The quest for axions and other new light particles
K. Baker, G. Cantatore, S. A. Cetin, M. Davenport, K. Desch, B., D\"obrich, H. Gies, I. G. Irastorza, J. Jaeckel, A. Lindner, T., Papaevangelou, M. Pivovaroff, G. Raffelt, J. Redondo, A. Ringwald, Y., Semertzidis, A. Siemko, M. Sulc, A. Upadhye, K. Zioutas

TL;DR
This paper reviews ongoing and future experimental efforts to detect axions and similar light particles predicted by Standard Model extensions, emphasizing their potential to revolutionize fundamental physics understanding.
Contribution
It highlights the importance of small-scale experiments in exploring uncharted parameter space for axions and similar particles, complementing collider searches.
Findings
Current experiments are probing new parameter regions.
Next-generation experiments will significantly expand search capabilities.
Discovery potential could impact fundamental physics theories.
Abstract
Standard Model extensions often predict low-mass and very weakly interacting particles, such as the axion.
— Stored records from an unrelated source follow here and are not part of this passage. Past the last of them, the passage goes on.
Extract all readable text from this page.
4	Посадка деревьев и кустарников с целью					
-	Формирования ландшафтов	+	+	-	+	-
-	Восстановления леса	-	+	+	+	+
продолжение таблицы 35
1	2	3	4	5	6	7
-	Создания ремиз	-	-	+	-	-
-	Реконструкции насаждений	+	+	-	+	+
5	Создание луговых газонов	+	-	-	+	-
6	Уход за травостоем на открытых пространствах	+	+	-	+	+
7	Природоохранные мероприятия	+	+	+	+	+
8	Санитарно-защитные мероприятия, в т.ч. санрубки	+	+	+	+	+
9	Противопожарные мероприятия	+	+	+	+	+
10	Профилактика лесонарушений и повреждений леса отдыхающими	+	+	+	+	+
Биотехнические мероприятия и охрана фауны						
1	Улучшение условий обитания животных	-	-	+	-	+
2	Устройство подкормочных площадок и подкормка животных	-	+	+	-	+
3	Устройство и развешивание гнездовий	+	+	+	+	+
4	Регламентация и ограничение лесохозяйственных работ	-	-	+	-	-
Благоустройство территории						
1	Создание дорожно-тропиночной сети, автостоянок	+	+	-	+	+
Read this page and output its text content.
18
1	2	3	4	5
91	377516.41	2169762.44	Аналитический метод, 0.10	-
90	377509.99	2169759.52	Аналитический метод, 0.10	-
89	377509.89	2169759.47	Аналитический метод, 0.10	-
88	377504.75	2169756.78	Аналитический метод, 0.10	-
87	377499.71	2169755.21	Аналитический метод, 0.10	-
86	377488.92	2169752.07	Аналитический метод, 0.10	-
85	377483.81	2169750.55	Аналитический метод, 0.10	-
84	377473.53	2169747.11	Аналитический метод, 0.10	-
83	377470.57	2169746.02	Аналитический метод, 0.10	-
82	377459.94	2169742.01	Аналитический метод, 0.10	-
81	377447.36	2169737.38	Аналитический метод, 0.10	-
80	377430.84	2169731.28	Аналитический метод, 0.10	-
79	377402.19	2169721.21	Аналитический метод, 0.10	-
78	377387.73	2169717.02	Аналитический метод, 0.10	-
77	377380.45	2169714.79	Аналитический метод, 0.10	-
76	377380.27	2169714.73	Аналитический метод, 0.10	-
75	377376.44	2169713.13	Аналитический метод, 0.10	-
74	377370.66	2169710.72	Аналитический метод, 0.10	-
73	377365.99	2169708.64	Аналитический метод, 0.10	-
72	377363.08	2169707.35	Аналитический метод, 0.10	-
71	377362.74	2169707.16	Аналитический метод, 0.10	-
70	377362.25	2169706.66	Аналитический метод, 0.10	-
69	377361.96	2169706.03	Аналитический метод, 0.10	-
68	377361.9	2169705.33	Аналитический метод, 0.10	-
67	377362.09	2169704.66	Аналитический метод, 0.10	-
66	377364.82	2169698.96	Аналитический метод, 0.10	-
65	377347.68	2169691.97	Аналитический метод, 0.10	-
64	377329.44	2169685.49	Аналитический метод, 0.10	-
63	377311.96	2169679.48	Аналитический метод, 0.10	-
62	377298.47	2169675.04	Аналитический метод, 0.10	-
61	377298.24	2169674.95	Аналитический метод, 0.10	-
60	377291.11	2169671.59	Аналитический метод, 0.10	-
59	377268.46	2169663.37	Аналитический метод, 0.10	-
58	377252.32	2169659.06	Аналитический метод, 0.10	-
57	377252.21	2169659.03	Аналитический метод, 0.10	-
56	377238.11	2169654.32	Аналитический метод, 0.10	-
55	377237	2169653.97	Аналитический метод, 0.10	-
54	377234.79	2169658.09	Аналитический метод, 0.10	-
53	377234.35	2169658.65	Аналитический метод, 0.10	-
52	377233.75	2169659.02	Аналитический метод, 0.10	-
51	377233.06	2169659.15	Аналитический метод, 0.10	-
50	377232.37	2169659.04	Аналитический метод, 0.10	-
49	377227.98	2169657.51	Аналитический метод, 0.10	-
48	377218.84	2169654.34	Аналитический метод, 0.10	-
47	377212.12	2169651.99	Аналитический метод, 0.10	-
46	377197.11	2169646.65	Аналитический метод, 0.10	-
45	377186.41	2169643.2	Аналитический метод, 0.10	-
A number of small-scale experiments at the intensity/precision frontier are actively searching for these elusive particles, complementing searches for physics beyond the Standard Model at colliders. Whilst a next generation of experiments will give access to a huge unexplored parameter space, a discovery would have a tremendous impact on our understanding of fundamental physics.